Prices increases for consumer goods in Qatar slowed for the second straight month in October, as lower international food costs helped give local shoppers a break at the cash register.
However, those who are looking for new rental accommodations or are renewing their lease could be forgiven for failing to notice.
The Consumer Price Index (CPI) – which helps track the changes in prices of a defined basket of everyday goods and services – rose 3 percent in October compared to the same month in 2013. That’s down from year-over-year increases of 3.6 percent in September and 3.8 percent in August.
As in past months, the increase recorded in October was mostly driven by the escalating cost of renting residential property in Qatar. The government statistics showed a 8.2 percent rise in “rents, fuel and energy” for the 12 months to October.
This is one of the biggest increases in recent years and is up slightly from last month’s figures, which showed a rise of 8.1 percent year-on-year for the same sector.

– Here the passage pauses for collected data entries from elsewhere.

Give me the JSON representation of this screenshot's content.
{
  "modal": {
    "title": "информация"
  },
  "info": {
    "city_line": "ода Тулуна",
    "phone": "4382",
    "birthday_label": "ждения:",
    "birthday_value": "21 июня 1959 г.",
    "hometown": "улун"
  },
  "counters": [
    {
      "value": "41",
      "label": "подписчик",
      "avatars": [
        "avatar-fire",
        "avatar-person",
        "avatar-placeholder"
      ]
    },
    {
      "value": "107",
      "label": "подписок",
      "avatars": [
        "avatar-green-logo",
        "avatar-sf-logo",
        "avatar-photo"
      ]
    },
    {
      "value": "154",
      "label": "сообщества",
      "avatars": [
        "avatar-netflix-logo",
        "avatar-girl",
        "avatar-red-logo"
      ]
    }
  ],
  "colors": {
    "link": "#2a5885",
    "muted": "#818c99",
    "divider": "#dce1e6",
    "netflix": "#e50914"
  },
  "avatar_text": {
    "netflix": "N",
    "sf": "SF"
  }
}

According to figures published this week by the Ministry of Development, Planning and Statistics, prices also increased for:
- Furniture, textiles and home appliances (up 3.5 percent);
- Clothes and shoes (up 2.9 percent);
- Transport and communications (up 1.7 percent);
- Entertainment, recreation and culture (up 1 percent); and
- Medical care and medical services (up 0.8 percent).
This is broadly in line with recent trends for food prices and reflects Qatar National Bank’s predictions made this summer that food in Qatar would get cheaper.

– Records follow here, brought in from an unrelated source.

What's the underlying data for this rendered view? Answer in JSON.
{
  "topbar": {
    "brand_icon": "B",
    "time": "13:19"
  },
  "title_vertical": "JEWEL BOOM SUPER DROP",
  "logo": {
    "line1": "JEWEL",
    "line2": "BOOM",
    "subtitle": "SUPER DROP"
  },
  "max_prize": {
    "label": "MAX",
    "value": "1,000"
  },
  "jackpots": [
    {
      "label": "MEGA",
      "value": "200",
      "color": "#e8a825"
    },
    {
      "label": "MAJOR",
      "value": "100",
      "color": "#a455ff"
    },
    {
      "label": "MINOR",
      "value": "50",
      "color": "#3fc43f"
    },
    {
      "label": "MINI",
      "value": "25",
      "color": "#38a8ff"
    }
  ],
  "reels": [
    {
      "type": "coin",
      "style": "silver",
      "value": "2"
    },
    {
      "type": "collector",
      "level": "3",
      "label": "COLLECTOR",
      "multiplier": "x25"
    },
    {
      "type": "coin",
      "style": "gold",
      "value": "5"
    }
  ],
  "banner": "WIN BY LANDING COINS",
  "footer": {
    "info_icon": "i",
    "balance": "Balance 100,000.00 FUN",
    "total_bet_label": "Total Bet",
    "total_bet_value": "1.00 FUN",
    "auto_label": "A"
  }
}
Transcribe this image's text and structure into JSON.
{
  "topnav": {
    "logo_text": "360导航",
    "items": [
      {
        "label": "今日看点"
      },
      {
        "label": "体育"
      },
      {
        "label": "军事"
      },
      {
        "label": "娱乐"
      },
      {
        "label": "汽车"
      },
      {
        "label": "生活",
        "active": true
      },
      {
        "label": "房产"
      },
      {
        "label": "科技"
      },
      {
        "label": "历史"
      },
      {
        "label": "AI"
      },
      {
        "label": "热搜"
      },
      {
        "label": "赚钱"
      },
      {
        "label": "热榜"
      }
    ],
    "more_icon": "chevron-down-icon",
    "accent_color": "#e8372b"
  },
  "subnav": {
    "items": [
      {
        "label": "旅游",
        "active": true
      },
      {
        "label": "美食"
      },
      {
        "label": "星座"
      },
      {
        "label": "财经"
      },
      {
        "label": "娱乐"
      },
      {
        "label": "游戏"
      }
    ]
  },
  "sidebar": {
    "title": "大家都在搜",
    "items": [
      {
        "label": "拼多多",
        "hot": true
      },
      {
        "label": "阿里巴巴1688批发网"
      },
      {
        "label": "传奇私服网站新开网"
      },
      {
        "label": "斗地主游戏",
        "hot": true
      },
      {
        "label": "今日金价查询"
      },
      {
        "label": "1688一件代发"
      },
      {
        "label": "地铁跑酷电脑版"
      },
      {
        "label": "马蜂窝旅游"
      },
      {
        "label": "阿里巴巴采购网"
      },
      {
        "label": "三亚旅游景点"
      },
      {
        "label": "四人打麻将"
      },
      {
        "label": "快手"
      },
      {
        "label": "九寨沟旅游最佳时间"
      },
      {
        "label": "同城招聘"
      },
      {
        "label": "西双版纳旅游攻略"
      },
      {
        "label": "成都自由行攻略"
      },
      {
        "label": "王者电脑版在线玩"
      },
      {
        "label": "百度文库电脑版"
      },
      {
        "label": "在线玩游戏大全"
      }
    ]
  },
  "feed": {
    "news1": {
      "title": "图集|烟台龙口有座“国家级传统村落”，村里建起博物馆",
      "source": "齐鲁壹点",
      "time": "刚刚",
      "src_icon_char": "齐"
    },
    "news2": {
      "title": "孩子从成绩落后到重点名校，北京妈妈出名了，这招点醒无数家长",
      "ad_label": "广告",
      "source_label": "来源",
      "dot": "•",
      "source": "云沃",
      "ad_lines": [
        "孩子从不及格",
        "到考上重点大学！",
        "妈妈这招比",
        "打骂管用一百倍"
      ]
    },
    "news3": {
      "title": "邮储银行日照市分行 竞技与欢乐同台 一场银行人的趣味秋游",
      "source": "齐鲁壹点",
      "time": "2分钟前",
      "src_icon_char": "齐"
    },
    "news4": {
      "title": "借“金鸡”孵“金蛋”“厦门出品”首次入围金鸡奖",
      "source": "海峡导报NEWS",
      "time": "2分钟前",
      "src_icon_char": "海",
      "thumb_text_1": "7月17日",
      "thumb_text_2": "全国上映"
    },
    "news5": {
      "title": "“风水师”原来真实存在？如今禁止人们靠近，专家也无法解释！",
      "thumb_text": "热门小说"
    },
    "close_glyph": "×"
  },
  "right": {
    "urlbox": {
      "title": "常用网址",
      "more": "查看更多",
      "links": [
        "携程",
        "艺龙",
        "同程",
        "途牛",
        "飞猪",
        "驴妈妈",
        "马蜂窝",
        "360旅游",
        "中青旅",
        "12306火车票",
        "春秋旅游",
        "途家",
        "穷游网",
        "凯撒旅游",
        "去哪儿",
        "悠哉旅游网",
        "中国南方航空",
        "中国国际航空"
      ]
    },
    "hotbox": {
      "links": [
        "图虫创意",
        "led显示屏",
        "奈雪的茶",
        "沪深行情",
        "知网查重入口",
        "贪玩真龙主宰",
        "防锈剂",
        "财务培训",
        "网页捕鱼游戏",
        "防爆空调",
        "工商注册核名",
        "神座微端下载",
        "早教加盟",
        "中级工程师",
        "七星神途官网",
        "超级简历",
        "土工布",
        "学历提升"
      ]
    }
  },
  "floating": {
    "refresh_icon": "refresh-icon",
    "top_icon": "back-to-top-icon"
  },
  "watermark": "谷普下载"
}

This is in part due to bountiful harvests around the world, which have pushed down global food prices.
As Qatar imports almost all of its food requirements, the cost of edibles internationally is an important aspect of its economy.
In a report, the bank said that the lower food prices would help offset the rising cost of rental accommodation, keeping Qatar’s inflation at around 3.5 percent until 2015.
However, one foodstuff which is is bucking this trend is ginger, which has been rationed by some supermarkets in Doha as prices are pushed up due to an international shortage.
Safari Mall has set a limit of half-a-kilo of ginger per person in a bit to meet demand for the root, which is a crucial ingredient in Indian and South Asian cooking, Gulf Times reports.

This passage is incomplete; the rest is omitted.